Engineering Reality and Failure Modes
The cascade looks tidy in writing and is anything but in practice. Five failure modes recur across every team that has shipped a pretraining pipeline.
- Mode collapse toward the reference distribution. Over-strict perplexity cutoffs (or a classifier with too narrow a reference) produce a corpus that looks uniformly like Wikipedia. The model trained on it sounds like an encyclopaedia and fails on conversational, code, and creative tasks. Fix: per-domain cutoffs, and a small explicit budget of “diverse” data that bypasses stage 3.
- Classifier label drift. The classifier is trained on a fixed pair of (reference, crawl) sets. The crawl distribution drifts every quarter (new platforms, new spam formats). After a year, the “crawl” class no longer represents the current crawl, and the classifier's decisions become unreliable in ways that are invisible to its accuracy on the original validation set. Fix: retrain the classifier per snapshot, monitor score distributions for distribution shift.

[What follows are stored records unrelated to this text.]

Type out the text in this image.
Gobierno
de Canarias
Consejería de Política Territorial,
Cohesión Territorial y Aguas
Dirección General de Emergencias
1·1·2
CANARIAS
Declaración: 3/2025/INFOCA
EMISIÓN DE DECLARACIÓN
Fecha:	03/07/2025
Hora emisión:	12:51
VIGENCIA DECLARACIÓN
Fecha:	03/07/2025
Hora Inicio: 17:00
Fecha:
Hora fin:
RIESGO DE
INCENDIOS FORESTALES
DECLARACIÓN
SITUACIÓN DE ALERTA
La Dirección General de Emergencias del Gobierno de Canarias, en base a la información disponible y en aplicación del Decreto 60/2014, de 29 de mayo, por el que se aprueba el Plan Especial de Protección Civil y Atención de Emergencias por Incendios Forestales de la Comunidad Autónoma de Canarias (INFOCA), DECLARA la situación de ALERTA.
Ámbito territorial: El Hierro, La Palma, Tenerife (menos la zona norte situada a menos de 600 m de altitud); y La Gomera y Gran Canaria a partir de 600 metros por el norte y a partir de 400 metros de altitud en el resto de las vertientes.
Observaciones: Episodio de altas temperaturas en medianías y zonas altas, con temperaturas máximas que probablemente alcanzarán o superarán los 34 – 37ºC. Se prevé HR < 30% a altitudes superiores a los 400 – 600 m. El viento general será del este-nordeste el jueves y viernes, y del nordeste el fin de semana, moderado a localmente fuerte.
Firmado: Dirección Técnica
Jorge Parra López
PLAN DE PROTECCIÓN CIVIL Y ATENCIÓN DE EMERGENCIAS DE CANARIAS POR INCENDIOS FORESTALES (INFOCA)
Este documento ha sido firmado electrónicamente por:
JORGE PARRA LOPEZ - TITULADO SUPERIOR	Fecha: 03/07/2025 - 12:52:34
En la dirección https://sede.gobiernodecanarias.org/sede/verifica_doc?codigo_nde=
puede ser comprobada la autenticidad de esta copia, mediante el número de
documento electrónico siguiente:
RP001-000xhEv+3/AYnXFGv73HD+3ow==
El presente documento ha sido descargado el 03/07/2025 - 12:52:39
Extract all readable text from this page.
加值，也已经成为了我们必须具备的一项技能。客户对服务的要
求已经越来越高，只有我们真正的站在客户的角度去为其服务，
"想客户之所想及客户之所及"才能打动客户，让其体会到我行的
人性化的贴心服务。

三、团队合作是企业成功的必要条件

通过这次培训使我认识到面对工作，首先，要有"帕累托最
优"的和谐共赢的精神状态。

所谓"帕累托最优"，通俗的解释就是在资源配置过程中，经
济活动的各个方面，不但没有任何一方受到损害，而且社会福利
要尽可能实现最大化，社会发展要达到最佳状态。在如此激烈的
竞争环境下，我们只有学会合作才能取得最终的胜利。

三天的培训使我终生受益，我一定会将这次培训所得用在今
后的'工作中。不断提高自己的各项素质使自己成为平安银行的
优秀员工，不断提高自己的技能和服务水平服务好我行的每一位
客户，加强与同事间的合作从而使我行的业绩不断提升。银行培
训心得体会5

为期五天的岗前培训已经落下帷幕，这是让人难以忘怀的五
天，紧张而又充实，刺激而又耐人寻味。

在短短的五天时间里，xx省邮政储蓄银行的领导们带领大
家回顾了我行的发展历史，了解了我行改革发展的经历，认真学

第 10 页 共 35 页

- Language-specific failures. A perplexity LM trained on English Wikipedia gives nonsensically high perplexity to perfectly good Mandarin or Hindi prose. If language ID is buggy upstream, you silently delete entire languages. Fix: a separate reference LM per language, gated by a language-ID classifier upstream — and per-language retention dashboards that scream when a language drops off a cliff.
- Eval contamination via the reference set. If your reference corpus contains MMLU questions (because Wikipedia does), the classifier learns to prefer documents that look like MMLU questions, and your training set ends up enriched for MMLU-leakage patterns. Section 8.7 covers contamination detection; the relevant rule here is to scrub the reference corpus of any eval data before using it as the classifier's positive class.
- The “long tail of legitimately weird” problem. Source code, math papers with heavy LaTeX, chemistry formulas, and tabular data all score badly under a prose-trained reference LM but are exactly the domains the downstream model needs to learn. The fix is the next section's topic: domain-aware data mixing, where each domain has its own filter and its own weighting in the final training mixture. Quality filtering is per-domain; data mixing is how the per-domain corpora are combined.
Past all these mechanics, the deeper lesson of quality filtering is that the pretraining model never sees raw reality. It sees the world through the filter cascade your team built — and every choice you make in this section is permanently encoded in what the model thinks “good text” means. The filter is the model's upbringing. Treat it accordingly.
What the next section adds. Section 8.4 Data Mixing and Domain Weighting takes the filtered corpora produced here (per-domain: web, code, math, books, news, multilingual) and answers the question of how much of each to feed the model in what order. Quality filtering decides what each domain looks like; data mixing decides how loudly each domain speaks.